Global Fiber Industry Trends
Companies operating in the global fiber industry manufacture fibers used in the production of paper and fabrics (which shows why fiber and paper materials are often taken together as a business). Offering strength and elasticity properties, fibers are necessary to create a wide range of materials for human use, including engineering materials.
Synthetic fibers are easily mass-produced at low cost and are made from Lyocell, modal and rayon as well as from petrochemicals. Cellulose-based fibers are divided into two categories, namely regenerated cellulose and modified cellulose.
Viscose fiber production involves the chemical processing of materials like cotton linters, natural timber and bamboo chips. Viscose staple fiber accounts for around 90% of overall viscose fiber output, with the remaining 10% made up of viscose filament yarn. Global viscose fiber production has been witnessing yearly growth of around 5%, and reached close to 3.4 million tons in 2011, according to Research in China. Nearly 60% of global viscose fiber output came from China, where the yearly output growth rate is the highest in the world.
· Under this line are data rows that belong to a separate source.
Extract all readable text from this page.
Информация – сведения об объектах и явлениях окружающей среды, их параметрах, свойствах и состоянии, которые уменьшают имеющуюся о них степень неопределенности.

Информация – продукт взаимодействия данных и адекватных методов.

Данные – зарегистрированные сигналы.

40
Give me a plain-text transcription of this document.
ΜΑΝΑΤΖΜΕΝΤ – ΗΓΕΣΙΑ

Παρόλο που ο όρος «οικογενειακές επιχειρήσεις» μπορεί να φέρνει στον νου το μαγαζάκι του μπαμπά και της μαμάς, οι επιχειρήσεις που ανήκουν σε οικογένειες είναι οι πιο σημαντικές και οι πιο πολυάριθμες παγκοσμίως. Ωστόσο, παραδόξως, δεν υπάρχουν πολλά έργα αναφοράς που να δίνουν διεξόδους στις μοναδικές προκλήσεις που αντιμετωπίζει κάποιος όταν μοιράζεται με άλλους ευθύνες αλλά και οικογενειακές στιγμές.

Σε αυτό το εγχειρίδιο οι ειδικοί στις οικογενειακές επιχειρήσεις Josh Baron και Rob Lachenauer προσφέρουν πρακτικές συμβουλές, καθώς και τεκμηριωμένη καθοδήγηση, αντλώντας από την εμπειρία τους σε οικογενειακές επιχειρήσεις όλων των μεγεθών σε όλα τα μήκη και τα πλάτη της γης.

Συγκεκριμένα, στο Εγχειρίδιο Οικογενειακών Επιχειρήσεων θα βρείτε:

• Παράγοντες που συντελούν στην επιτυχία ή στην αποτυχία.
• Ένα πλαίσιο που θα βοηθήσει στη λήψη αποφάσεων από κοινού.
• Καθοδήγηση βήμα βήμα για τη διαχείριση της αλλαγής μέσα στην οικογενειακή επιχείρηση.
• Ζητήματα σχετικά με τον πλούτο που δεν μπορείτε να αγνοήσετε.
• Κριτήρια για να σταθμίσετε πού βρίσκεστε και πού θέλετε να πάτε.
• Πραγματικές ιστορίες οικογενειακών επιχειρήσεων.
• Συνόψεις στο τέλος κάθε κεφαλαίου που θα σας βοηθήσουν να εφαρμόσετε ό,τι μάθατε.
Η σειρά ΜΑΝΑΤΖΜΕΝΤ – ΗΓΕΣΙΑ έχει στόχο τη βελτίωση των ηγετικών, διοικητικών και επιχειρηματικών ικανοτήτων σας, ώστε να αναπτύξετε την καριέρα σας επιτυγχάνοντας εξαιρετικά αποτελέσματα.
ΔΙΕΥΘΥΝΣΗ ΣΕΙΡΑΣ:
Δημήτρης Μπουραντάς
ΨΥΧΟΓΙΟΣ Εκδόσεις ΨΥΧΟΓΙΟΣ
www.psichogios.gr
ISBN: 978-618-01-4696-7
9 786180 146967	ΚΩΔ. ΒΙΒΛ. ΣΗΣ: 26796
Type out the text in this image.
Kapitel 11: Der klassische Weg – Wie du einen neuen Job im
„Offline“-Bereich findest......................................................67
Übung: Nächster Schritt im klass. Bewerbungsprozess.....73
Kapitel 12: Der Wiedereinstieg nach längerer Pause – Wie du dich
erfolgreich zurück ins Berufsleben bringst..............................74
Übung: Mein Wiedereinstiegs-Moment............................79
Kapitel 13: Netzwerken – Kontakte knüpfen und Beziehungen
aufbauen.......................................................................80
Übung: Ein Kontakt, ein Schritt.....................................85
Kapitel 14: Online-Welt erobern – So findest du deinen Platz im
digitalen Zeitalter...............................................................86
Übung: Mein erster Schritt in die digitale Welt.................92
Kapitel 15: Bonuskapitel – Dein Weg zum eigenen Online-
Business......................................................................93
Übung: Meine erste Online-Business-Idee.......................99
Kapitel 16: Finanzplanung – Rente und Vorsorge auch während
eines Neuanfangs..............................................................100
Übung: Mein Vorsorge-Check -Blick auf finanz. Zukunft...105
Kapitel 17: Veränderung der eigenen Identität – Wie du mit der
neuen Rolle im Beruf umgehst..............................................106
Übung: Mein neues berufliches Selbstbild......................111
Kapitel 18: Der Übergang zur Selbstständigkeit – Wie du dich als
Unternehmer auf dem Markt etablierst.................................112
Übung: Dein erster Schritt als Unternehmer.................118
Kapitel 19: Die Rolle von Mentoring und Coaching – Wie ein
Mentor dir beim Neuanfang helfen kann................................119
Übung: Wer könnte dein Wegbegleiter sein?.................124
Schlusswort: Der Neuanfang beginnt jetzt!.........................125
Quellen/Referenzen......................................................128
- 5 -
In the 10-year period ending 2011, China’s yearly growth rate reached 13%, exceeding 2 million tons in 2011. Ordinary types account for the majority of viscose fiber produced in China, while the nation produces very little high wet modulus viscose fiber and high tenacity viscose fiber. China mostly imports high-end viscose fibers, such as modal and Lyocell fibers.
Industry Experts estimates the world glass fiber market will reach close to 10 million metric tons before the end of 2012, generating revenue in excess of $22 billion. Industry performance will be fuelled by demand for fiberglass or glass wool insulation, which is determined by construction activity across industrial, commercial and residential segments, along with levels of refurbishment activity. The past five-year period has witnessed declining demand in the US and the EU, with rising demand from Asia-Pacific and Eastern Europe. The end-use sector represented by wind energy is forecast to record yearly growth in excess of 14%, becoming a significant end-use application for glass fibers.
Synthetic fiber demand has outpaced cotton fiber demand in the textile industry thanks to cost factors and technological innovation supporting the use of man-made fibers, reports Global Industry Analysts. Marketing strategies aim to highlight the specific advantages of synthetic fibers, such as reduced drying time, lower energy and washing requirements, and better soil resistance.
The global nonwoven fabrics market is expected to witness 7% annual growth through 2015. Freedonia predicts the market will exceed 9 million metric tons by 2015. Demand will be driven by growth in the manufacturing and construction sectors and rising levels of personal income. Product sales are expected to exceed 7% yearly growth to reach almost 200 billion square meters, with demand for lighter weight disposable nonwoven products coming from emerging markets.
Spunmelt nonwoven fabrics represent the leading market segment in the global nonwoven fabrics market. Spunmelt nonwoven fabrics outpaced carded fabrics in 2010, and they are expected to record strong growth through 2015 due to increased use of disposable medical garments and textiles. The fastest rate of growth will be witnessed by airlaid nonwovens due to their lower cost to suppliers.
The world medical market for nanotechnology applications is expected to reach almost $9.5 billion in 2018, according to research from Dolcera Insights. Yearly growth over the 8-year period ending 2010 is expected to fall between 15% and 20%. Nano-fiber based adhesives represent a key application used in implants fixation, wound closure and drug delivery. Research and development for Nano-fiber adhesives are likely to help drive demand.